One of the primary ways in our culture that we attempt to steel ourselves from feeling unwanted emotions is through achieving an "ideal" body.

Having a socially acceptable or admired body means we are more likely to be seen in a positive light by others (and ourselves), and therefore less likely to have any dormant negative emotions triggered. 

By now I'm sure you know that the work involved in trying to attain and keep a socially acceptable body is stressful, exhausting, and never-ending. 

So while avoiding feeling unwanted emotions by trying to change our body or outer-circumstances to protect ourselves from feeling, doesn't really work. 

The emotions aren't going anywhere, until we open a space for them to move. 

Feeling emotions that come up is healing, because it allows the stored feelings to be processed through our bodies and released. 

And how emotions are processed is by being felt and witnessed by us, through love.

All what any of us really want is to be seen, acknowledged, and accepted just as we are. And we can give that to ourselves by feeling our feelings: providing a space for the hurt, scared, or sad parts of us to be seen and heard through feeling.  

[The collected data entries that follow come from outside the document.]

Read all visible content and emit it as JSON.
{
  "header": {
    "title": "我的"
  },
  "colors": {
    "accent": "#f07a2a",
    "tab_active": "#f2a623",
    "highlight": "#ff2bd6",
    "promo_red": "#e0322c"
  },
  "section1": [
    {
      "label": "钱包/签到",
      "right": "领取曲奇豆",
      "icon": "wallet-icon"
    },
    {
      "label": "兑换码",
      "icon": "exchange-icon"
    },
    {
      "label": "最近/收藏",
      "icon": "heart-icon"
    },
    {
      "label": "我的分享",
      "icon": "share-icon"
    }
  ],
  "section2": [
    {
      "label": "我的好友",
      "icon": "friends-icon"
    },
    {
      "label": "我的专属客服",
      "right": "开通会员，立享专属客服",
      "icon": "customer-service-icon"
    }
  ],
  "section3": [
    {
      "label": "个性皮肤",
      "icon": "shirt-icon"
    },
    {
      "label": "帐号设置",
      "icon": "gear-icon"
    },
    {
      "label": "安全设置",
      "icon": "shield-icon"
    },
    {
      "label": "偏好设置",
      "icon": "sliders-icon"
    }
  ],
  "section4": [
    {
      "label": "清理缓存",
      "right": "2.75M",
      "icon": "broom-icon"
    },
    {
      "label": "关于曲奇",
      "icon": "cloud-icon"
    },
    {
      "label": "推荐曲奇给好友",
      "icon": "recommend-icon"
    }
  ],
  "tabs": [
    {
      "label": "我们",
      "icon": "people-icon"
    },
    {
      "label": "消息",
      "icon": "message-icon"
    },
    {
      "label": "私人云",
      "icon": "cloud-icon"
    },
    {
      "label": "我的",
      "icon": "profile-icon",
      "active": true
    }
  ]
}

The beauty about feeling our feelings is we don't need anyone else to say or do something in order for us to heal. While it can be nice to have someone who made a hurtful comment to us apologize, waiting for them to do so may never come. And you're healing can happen now.

It was through a change in understandings my feelings (that they are OK, I can handle them, and by feeling them they actually move through me more quickly) that I was able to open to feeling them.  

And when I realized that feeling is healing, it made the prospect of welcoming all emotions all the more inviting.